Moreover, this information was extracted from an Food and Drug Administration import ban recommendation in the wake of the 3/11 nuclear disaster. Therefore, at first glance, it looks as though the U.S. has recently tightened its policy on Japanese food imports.
These messages were sent in Chinese. This was probably done to get Chinese people both in China and overseas to stop buying Japanese food, and to spread anti-Japanese sentiment.
What is the relationship between the governments in Seoul and Beijing, and how does that affect Japan?
South Korean President Moon Jae-in was invited to the recent G7 summit in the UK, but no summits took place between Japan and South Korea, or between Japan, the U.S., and South Korea.
Moon said it was a shame he couldn’t have a summit with Prime Minister Yoshihide Suga — but the lack of a meeting indicates how frosty Japan-South Korean relations have become. The main reasons behind the frosty relationship are South Korea and the Moon administration’s anti-Japanese historical views and the distortion of historical truth concerning issues such as comfort women and wartime labor.
On top of that, the Japanese government and many Japanese people are fed up with South Korea still asking for apologies and compensation from Japan, more than 75 years after the end of World War II.

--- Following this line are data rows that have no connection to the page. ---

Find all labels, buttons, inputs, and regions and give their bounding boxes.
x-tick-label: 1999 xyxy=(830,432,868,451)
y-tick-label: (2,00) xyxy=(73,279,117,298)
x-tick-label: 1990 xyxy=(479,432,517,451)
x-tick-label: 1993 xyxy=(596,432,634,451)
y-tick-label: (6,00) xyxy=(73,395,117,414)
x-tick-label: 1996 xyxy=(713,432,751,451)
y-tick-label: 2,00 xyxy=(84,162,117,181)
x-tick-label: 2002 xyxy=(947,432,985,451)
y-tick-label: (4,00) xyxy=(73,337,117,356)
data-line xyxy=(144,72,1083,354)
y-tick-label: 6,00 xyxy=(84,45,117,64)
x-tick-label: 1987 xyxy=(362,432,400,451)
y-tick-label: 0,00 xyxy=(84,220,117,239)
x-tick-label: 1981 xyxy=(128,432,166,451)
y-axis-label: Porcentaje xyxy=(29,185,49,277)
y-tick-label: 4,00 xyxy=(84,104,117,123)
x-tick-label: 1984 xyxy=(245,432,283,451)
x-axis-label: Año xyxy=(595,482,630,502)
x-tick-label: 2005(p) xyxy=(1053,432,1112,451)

Given that South Korea’s relations with Japan and the U.S. are not going well, its main option — in terms of international relations — becomes China. Which is why Seoul and Beijing have been deepening their ties. But what will this mean for security in East Asia? Japan and the U.S. will need to think very seriously about this matter.
Author: Cleo Paskal
Cleo Paskal is Non-Resident Senior Fellow for the Indo-Pacific at the Foundation for Defense of Democracies and Special Correspondent for The Sunday Guardian.